We once looked to church and community in times of need when it was more strongly frowned upon to go begging for charity. Muslim’s beliefs seems to be similar in that they are to turn to their government or go to a mosque for this kind of support.
In present-day situations however, this is not always the case. Back home, our governments are now stretched to the limit providing financial and social assistance. Many people no longer have “church” as part of their lives anymore. Hence the reason food banks and charity organizations are so greatly depended on in our society. Here, in a land of such great wealth, I’m not sure why people would not be able to draw upon resources available to them.
But back to the headline. Should people be arrested for begging?
Where I’m from, police have to be able prove a beggar (or panhandler) is obstructing pedestrian traffic to issue them a ticket or fine. I suppose the person could then be imprisoned if they failed to pay the fine.
I cannot judge the women who’ve been arrested as I don’t know the particulars of their situation. I feel for people caught in these circumstances as I tend to believe they would not be begging, if they had another option. Call me naive, a bleeding heart, or whatever.
I cannot determine what the laws should or shouldn’t be in this regard. Living here, I accept the laws of the land and abide by them.
I can only say that today I learned a little more about others and their beliefs and once again, should not be so quick to judge. And that is always a good thing.
I just rememberd a funny story .. When I was 10 a woman came into our house and sat in the living room and asked for my mother .. from the way she dressed and behaved I thought she was one of my mother’s friends. So I greeted her the Qatari way (by kissing on the cheeks twice + offering tea and sweets) and went up to my mum and told her that there is a lady asking for her. My mother asked me to tell her that she was sleeping, which was true. but I didnt understand why my mum did not go down to great her, isnt that a shameful act towards a guest! we were taught that when we have guests we must treat them like kings and queens .. anyways, when I told the lady that my mother was sleeping, she asked me for money! I was so confused! is that they new style of begging! I told her I am just a child and dont have money! she then said salam and left. Then I thought ‘ew I kissed a begger’ (I know this sounds bad, but hey I was a child)
that was during the 90s, and I remember that people were complaining about beggers flying to the Gulf from neighbouring countries to beg especially during Ramadan. Maybe because people see it as a very distirbing phenomena that they decided that beggers should be arrested.
My uncle had a job as a social worker back in the days, so one time he was observing a begger who pretended to have a broken leg. He actually waited for hours just to see where this begger is going after. So he followed on foot for a long time until the begger reached his car that was parked in a different area. Then the begger drove off to his not so modest house.

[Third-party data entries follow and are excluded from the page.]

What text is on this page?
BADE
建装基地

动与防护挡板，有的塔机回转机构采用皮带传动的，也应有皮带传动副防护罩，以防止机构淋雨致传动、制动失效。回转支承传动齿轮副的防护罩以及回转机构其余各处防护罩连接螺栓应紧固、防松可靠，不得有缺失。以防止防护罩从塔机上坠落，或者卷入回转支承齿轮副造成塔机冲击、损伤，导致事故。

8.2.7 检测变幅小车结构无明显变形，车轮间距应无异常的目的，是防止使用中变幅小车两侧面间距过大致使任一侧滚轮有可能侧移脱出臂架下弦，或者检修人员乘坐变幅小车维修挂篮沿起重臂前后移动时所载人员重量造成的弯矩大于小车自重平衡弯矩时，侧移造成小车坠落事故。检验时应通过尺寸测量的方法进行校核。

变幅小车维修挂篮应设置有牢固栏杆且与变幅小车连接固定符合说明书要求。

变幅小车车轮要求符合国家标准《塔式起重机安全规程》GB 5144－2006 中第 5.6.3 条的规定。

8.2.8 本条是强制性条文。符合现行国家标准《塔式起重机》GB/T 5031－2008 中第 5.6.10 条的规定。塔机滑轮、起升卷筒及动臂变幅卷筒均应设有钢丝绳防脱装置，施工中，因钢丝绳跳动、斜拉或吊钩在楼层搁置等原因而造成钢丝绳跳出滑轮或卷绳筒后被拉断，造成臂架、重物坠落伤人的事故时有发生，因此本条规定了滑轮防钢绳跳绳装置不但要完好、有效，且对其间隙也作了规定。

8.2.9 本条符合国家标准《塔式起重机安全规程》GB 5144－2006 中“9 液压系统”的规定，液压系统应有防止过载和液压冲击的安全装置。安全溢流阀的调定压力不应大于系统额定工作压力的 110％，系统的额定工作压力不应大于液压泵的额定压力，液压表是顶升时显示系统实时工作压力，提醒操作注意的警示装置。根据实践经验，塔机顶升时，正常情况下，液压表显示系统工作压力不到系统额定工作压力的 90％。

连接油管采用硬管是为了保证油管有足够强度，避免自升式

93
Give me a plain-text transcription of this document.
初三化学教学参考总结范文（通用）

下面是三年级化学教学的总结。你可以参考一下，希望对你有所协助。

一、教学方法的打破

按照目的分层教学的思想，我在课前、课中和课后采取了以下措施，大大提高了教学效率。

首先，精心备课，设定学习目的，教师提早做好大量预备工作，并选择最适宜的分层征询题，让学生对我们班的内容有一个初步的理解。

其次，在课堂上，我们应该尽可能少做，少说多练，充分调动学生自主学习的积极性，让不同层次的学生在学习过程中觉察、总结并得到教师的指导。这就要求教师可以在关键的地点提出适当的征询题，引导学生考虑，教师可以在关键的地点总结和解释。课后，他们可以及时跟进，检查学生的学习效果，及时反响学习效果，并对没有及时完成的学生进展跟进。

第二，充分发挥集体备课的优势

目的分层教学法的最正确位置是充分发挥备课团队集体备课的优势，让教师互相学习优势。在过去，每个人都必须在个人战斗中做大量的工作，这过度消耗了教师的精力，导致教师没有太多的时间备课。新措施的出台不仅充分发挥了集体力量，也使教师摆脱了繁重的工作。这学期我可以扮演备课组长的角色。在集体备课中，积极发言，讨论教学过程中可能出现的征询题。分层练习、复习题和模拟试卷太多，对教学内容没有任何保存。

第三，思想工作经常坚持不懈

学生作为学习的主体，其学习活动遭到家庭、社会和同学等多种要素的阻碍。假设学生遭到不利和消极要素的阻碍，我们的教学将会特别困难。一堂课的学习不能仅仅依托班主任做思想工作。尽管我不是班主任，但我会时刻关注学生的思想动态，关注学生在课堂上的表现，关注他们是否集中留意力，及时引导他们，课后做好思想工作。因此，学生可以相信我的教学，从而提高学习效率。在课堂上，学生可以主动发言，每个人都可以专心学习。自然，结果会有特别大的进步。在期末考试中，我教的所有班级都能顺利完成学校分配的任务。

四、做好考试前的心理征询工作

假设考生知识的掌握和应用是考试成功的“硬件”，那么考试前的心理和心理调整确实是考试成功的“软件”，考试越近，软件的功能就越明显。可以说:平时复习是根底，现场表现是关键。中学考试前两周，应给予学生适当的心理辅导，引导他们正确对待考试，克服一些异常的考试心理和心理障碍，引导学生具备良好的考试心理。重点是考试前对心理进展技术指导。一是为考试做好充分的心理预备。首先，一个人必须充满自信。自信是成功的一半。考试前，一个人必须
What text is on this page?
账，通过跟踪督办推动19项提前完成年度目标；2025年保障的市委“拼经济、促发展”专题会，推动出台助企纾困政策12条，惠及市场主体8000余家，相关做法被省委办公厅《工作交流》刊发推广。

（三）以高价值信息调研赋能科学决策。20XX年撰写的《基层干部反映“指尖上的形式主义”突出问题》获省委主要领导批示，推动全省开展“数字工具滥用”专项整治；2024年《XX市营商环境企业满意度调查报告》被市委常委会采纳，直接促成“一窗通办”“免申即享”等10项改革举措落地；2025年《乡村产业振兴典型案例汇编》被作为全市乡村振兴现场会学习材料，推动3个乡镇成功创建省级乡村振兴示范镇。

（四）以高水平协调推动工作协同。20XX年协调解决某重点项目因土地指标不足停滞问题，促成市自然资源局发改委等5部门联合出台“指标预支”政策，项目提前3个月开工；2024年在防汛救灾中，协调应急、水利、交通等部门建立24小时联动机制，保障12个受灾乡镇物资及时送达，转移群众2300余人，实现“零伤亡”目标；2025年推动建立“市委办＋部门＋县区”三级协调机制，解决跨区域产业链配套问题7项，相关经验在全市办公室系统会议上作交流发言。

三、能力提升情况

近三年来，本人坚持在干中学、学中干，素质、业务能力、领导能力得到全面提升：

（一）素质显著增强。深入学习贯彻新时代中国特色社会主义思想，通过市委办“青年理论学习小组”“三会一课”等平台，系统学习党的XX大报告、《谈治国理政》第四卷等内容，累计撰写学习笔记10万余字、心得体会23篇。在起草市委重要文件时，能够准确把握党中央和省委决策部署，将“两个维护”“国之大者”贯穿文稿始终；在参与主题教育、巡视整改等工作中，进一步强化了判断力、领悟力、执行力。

Thanks for sharing your story. Yes, that Qataris are taught to treat their guests like kings and queens as you say, and how hospitable they are. The time they take, even in a business environment, for talking, having tea together, rather than getting straight on to the business at hand. It was something I was not used to when moving here.
I remember when we first went to look to buy a car when arriving here. I couldn’t understand why we had to sit and take time for tea,…rather than just go look at the vehicles and talk about prices! We move at such a fast pace all the time and that isn’t always the case here. As I said in one of my other posts, I needed to learn to slow down a little here. Which is a good thing, I think.
Yes, I’ve heard about people being flown in to beg during Ramadan.
It’s always hard to know what’s the right thing to do when people are on the street asking for hand-outs. I remember being in Europe and people say not to give money to the ‘gypsies’ in some places as it’s a real business for them. In some people’s opinion I would be called naive, but I’d always rather err on the side that is kind and giving, rather than suspicious and greedy.